- O cineasta Martin Scorsese tornou-se assessor da empresa de IA Black Forest Labs e disse que a ferramenta é “criativamente libertadora” na pré-produção.
- A empresa publicou vídeo mostrando Scorsese usando IA para criar imagens de storyboard de personagens, locais e cenas.
- Ele afirma que IA pode ampliar a comunicação com a equipe criativa e acelerar o processo sem perder qualidade, citando experiências em Hugo e The Irishman.

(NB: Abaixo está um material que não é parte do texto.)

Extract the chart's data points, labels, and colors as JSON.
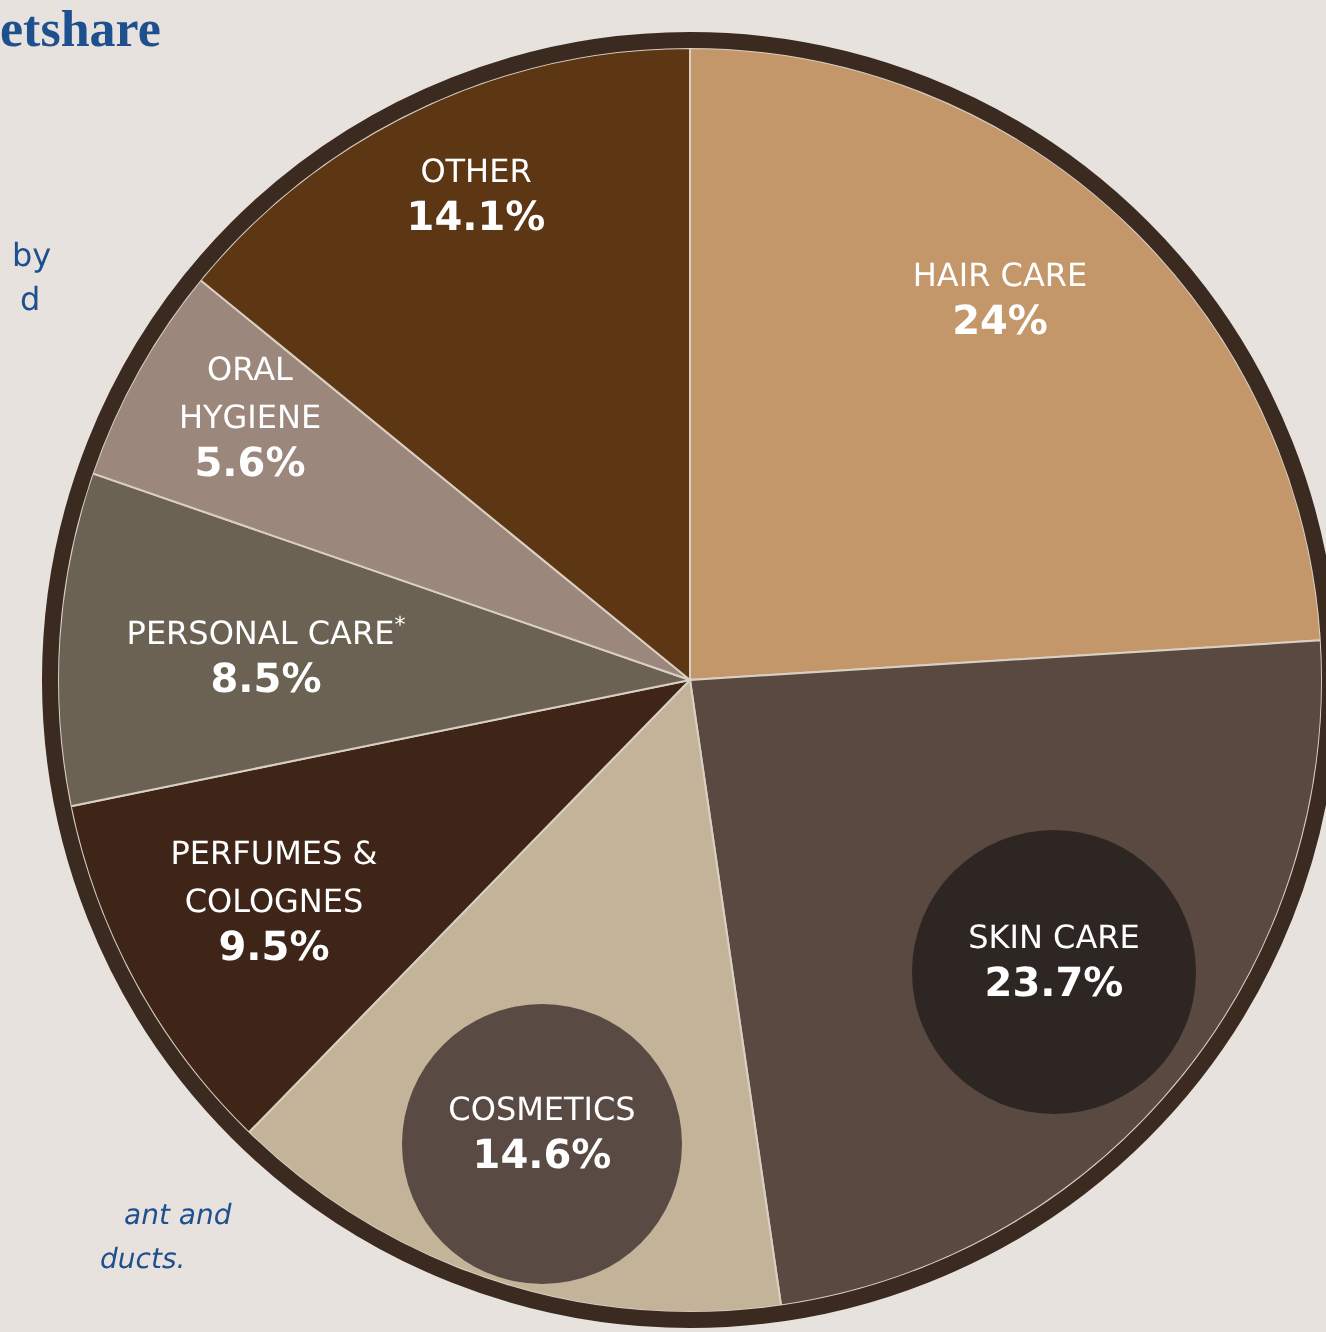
{
  "chart_data": {
    "type": "pie",
    "title": "etshare",
    "categories": [
      "HAIR CARE",
      "SKIN CARE",
      "COSMETICS",
      "PERFUMES & COLOGNES",
      "PERSONAL CARE$^{*}$",
      "ORAL HYGIENE",
      "OTHER"
    ],
    "values": [
      24,
      23.7,
      14.6,
      9.5,
      8.5,
      5.6,
      14.1
    ],
    "value_labels": [
      "24%",
      "23.7%",
      "14.6%",
      "9.5%",
      "8.5%",
      "5.6%",
      "14.1%"
    ],
    "colors": [
      "#c4976a",
      "#594940",
      "#c3b499",
      "#3e2518",
      "#6c6254",
      "#9b877b",
      "#5d3614"
    ],
    "legend": false,
    "annotations": [
      "by",
      "d",
      "ant and",
      "ducts."
    ]
  }
}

- Críticas chegaram de profissionais da indústria, que alertam sobre impactos no trabalho de storyboarders e na originalidade criativa.

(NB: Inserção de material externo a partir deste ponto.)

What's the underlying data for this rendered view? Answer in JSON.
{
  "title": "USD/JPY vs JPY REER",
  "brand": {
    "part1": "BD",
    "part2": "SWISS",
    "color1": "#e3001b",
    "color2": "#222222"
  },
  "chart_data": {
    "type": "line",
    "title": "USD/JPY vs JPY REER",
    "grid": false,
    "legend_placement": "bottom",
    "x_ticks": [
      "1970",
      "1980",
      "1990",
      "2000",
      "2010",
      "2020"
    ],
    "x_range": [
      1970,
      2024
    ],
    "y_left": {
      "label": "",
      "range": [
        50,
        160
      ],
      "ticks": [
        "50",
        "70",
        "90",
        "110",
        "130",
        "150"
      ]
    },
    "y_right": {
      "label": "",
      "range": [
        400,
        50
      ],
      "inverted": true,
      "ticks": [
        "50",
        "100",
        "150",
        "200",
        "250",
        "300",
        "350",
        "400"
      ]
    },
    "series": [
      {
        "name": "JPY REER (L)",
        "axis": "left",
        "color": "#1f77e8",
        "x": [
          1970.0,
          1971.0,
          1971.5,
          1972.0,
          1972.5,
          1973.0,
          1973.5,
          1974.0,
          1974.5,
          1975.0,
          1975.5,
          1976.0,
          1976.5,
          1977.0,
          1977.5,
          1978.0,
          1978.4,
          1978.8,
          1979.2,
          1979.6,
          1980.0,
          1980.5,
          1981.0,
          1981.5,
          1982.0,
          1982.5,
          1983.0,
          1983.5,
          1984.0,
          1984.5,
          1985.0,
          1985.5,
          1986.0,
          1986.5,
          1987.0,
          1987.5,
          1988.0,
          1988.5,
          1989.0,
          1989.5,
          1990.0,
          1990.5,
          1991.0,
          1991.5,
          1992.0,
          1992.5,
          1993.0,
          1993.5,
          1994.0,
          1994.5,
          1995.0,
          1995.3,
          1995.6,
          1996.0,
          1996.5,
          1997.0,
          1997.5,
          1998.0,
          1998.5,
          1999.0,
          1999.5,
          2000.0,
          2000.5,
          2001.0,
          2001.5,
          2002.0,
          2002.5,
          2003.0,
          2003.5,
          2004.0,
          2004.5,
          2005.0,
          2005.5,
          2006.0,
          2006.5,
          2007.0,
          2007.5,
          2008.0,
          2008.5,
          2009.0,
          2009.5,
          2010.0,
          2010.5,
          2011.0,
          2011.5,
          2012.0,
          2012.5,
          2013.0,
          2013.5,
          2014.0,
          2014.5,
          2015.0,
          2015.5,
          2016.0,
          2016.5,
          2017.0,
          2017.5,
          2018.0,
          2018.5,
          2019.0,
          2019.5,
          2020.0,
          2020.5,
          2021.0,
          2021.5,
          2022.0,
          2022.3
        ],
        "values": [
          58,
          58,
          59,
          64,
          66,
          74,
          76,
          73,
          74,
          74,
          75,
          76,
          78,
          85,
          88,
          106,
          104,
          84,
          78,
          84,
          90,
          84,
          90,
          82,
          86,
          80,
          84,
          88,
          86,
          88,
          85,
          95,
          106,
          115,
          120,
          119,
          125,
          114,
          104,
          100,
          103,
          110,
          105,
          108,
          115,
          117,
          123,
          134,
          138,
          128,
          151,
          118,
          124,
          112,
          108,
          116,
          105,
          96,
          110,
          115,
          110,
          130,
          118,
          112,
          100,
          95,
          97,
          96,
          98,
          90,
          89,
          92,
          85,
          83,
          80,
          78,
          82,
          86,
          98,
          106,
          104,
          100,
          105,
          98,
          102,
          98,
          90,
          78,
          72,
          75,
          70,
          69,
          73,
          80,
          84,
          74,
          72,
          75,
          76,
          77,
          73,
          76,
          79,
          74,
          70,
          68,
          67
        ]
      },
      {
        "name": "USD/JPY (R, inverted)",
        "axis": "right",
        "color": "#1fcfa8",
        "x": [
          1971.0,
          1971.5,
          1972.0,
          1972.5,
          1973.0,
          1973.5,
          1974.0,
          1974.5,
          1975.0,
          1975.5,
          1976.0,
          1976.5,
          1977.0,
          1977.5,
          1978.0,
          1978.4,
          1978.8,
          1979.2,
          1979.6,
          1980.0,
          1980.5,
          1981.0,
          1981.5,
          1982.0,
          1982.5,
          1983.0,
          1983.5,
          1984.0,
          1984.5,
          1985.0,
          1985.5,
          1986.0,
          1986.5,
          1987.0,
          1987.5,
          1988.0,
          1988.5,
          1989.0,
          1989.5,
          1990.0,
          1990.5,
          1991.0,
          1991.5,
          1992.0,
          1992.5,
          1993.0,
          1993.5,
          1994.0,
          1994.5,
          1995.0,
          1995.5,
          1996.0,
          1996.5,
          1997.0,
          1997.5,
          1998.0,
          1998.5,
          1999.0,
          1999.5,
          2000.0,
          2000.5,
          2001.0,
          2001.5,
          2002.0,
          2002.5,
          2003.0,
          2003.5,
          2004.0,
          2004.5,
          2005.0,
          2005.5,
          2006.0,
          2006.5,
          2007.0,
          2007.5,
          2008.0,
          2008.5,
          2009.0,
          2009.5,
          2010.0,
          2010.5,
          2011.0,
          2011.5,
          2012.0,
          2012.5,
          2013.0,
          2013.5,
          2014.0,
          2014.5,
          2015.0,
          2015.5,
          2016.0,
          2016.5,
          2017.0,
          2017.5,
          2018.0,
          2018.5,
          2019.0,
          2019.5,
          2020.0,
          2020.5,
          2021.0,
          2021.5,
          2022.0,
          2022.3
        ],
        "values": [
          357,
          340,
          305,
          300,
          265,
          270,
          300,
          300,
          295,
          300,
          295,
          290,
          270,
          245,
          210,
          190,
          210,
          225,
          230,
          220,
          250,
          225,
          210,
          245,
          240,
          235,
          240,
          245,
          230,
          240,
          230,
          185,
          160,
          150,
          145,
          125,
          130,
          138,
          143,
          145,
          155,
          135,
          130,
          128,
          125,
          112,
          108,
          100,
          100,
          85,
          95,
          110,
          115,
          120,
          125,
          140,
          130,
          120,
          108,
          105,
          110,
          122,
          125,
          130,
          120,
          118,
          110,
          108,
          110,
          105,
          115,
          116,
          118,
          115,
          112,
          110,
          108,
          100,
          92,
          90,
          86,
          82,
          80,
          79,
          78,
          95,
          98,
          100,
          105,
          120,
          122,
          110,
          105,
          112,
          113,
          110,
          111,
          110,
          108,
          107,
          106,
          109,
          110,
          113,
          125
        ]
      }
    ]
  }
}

- Outros cineastas já exploram IA de forma ambígua, com defensores vendo a ferramenta como recurso, e adversários ressaltando riscos éticos e de emprego.
Martin Scorsese aborda a inteligência artificial na produção de cinema, dizendo que a ferramenta pode ampliar a criatividade na pré-produção. O cineasta, famoso por Taxi Driver, Goodfellas e O Lobo de Wall Street, tornou-se assessor da Black Forest Labs, empresa de IA, para explorar novas formas de narrativa para o público.
A demonstração divulgada mostra o uso de IA para criar imagens de storyboards de forma instantânea, visualizando personagens, locais e cenas. Scorsese afirma que a tecnologia pode ajudar a comunicar ideias com mais clareza à equipe criativa, incluindo diretor de arte, cenógrafo e diretor de fotografia.
Ele relata já ter utilizado recursos como 3D em Hugo (2011) e aging/efectos em The Irishman (2019). Segundo o cineasta, a IA pode acelerar o processo sem comprometer o craft, reduzindo o tempo investido na pré-produção e mantendo a qualidade.
Reações e críticas
Entre fãs e profissionais, as opiniões divergem. Críticos afirmam que IA pode afetar trabalhos de storyboard e empregos na indústria, citando afetos ao trabalho de artistas. Outros defendem a IA como ferramenta adicional, similar a efeitos visuais, sem substituir a criatividade humana.
Defensores destacam que o uso da IA pode acelerar tarefas de visualização para equipes criativas, como diretores de fotografia e designers, sem reduzir o valor criativo. Ainda assim, o debate continua, com variáveis sobre direitos autorais e remuneração de artistas cujos trabalhos podem servir de base para algoritmos.